En una calle concurrida

Aparte de pellizcarte, una de las formas de saber que estás vivo es ver fantasmas: si los ves, significa que no estás entre ellos, aunque puede ser que lo estés de otra manera, pero no en el sentido estricto.

Por aquello de la tradición popular, yo siempre pensé que no los vería hasta estar pronto a morirme, aunque ahora que lo pienso, pudiera ser que esté cerca de espicharla y es por eso que se van dejando ver «de a poquitos».

También suponía que eran traslúcidos y amedrentadores. Pero todas mis ideas alicatadas al respecto reventaron el día que vi a Ernesto.

Fue como una bujía contra un azulejo. Se quebró en el punto justo de choque y se resquebrajó por completo en líneas aleatorias.

Era una calle muy concurrida del centro, de esas en las que todo el mundo sale a verse y a que le vean y en las que nadie mira a nadie en particular.

Esas calles de postín en las que el tullido roza vestidos de Chanel, en las que el virtuoso del violín recibe los céntimos manchados de desdén de los amantes de la ópera, donde el payaso callejero sólo divierte si es del McDonald’s, en las que sentar el culo en una terraza te duele más que curar una almorrana.

En las que las fachadas parecen decorados de película en las que nunca se ha visto a nadie asomado a un balcón, en las que no se sabe si el moho acumulado en las ventanas se cría en la calle o es que está intentando escapar desde el interior, en las que puedes conseguir artículos que cuestan tres euros pagando cien, en las que se puede engañar al banquero, en las que las oportunidades pasan a diez bolsos por minuto, en las que en el callejero está en rojo como si fuera un prostíbulo, en las que los mendigos de algo se ponen el chaqué de todo y camelan a las mujeres saturadas de todo que andan despistadas buscando ese algo que algún día tuvieron.

Son las calles que no vieron crecer a nadie, que se limpian con no ver el suelo, que desaparecen al anochecer, que te pisan si no vas descalzo, que hacen que te calles o que digas cualquier cosa pero nunca que hables, que engullen y vomitan a la vez, que, con tantas personas en ellas, son impersonales.

Es el ecosistema perfecto para que cualquiera pueda pasear tranquilo sin sentirse aludido porque las miradas van en todas direcciones y lo que un vistazo ve nacer, se hace viejo al completar un pestañeo.

En ese caldo de cultivo le vi.

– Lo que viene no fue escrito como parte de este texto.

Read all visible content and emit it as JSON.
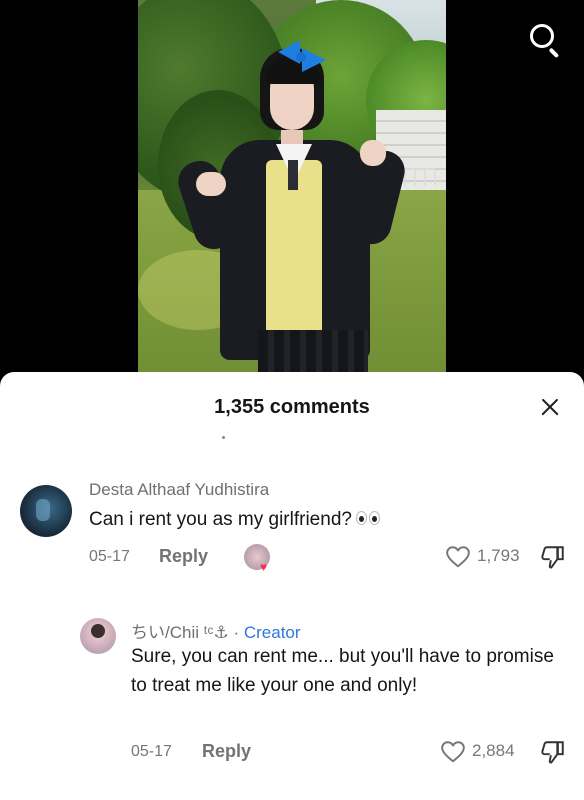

En otro escenario llamaría la atención por su físico poco agradecido, pero allí pasaba desapercibido, aunque no para mí que, aunque sólo llevo su espíritu, no tenía olvidada su forma.

Le seguí unos pasos con la mirada y unos años con el recuerdo. Pensé que podría presentarme y agradecerle todo lo que hizo por mí, por ser quien soy aunque no sea nadie. Pero una ráfaga de viento cálido en mi cabeza proyectó una película deprimente: podría plantarme delante de él y que no se acordara de mí o peor aún si se acordase: podría verse fracasado reflejado en mi fracaso. Y yo podría encontrarme a una persona, ya vieja y chocha, que chocara con la persona apasionada, inteligente, lúcida y paciente que guardo en un lugar privilegiado de mi cerebro y de mi corazón.

Le vi alejarse fotograma a fotograma. Quería grabar su imagen en mi cerebro una vez más para saber por siempre que fue real alguna vez.

Le debo tanto que no quiero pagarle para no olvidar mi deuda.

Ya han pasado años desde entonces. No sé si él o yo o ambos ya estaremos muertos a estas alturas.

Fue la primera vez en que vi a una persona pero preferí quedarme con su espectro.

Dicen que no hay que molestar a los fantasmas.